松村享 投稿日:2015/03/25 20:32

○神学・数学・科学(近代学問)をすべて抱えこむ『新プラトン主義Neo platonism』

 松村享(まつむらきょう)です。今日は2015/03/25です。
 『時計から見るイスラーム思想史』と題して投稿しています。今回は4回目の投稿です。

 前回は、神学の中に数学をとりいれた人物、アル・フワーリズミーについて記述しました。続きを投稿します。

ーーーーー

 数学は、神学の一部となった。数字と信仰が融合した。

 数字と信仰の融合こそ、この時代の発展の原動力であり『ムータジラ派』によって推進された。
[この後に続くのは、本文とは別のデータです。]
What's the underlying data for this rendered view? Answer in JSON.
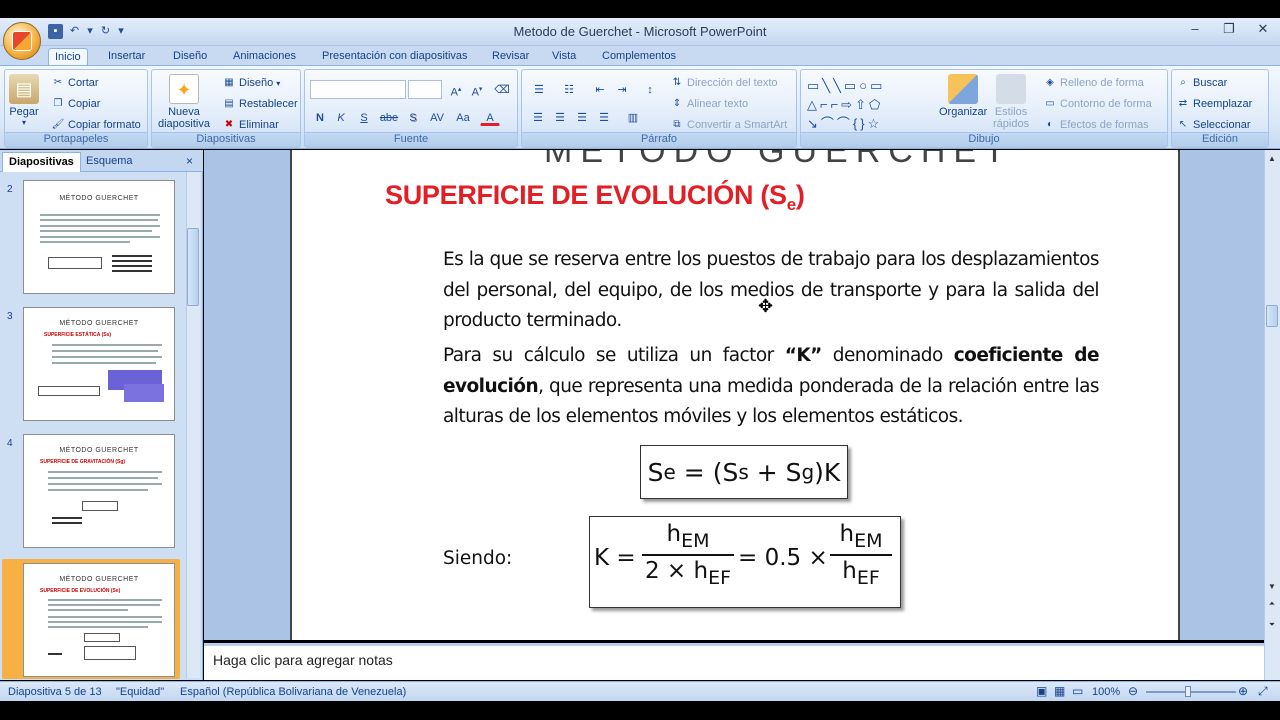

 ムータジラ派は抽象思考能力の優位を強調する。つまり『はじめにロゴスあり』を旨とするエリート集団である。バグダード学問研究所の主催者であるカリフ・マームーン自身がイスラーム・ムータジラ派であった。

 ムータジラ派は、数百年後にヨーロッパにも飛び火し、いわゆる『スコラ学派』という、異端の、ガチガチの論理思考を旨とする神学者集団を生み出すに至る。スコラは『school 学校』と同じ語源だ。

 ムータジラ派においては一体状態の神学と科学(近代学問)は、やがて僻地ヨーロッパにおいて、分断されるが、その対立の最初にして最大の爆発が、スコラ学派で繰り広げられた『普遍論争Problem of universals』である。

 普遍論争とは『神学と科学は別物か?否か?』という論争である。
 
 それで一応、別物ではない、という事になった。カトリック神学者のトマス・アクイナス(1225頃~1274)がそう決めた。ローマ・カトリックは、科学(近代学問)=世俗secularに自立されると、存在基盤がおびやかされる。『原罪original sin』などと脅迫して、税金搾取にいそしむのが、カトリックの歴史だ。

 だが1498年、ヴァスコ・ダ・ガマの喜望峰(アフリカ大陸最南端)ルート制圧が、ヨーロッパ=キリスト教圏の世界ネットワーク覇権をもたらした。

 ネットワーク覇権は、トマスの、ひいては体制派であるカトリックの、田舎染みた屁理屈など吹き飛ばし、発展の道具である科学(近代学問)の優位を確定させた。神学と科学の分離は、頑迷なカトリックに対するヨーロッパ人の怨念、激怒である。

 だから、神学と科学(近代学問)の分離は、カトリックありきである。そしてイスラームにおいては、神学と科学の分離は必要とされなかった。なぜならばイスラームは、科学(近代学問)=世俗secularを、否定しないからだ。

 平凡社の西洋思想大辞典(イスラームの知的概念 p93)によると、ヨーロッパとは対照的に、アリストテレス(科学)とプラトン(神学)が、完全に区別されていないのが、イスラーム神学の特徴である。

 つまり、イスラームにおいては、神学と科学(近代学問)が、渾然一体となっていた。この渾然一体は『新プラトン主義Neo platonism』によって成し遂げられたのである。

 『新プラトン主義Neo platonism』など、我々は何の馴染みもないうえに、ムダに難解そうな名称である。だから、皆さんが触れようとしない気持ちもわかる。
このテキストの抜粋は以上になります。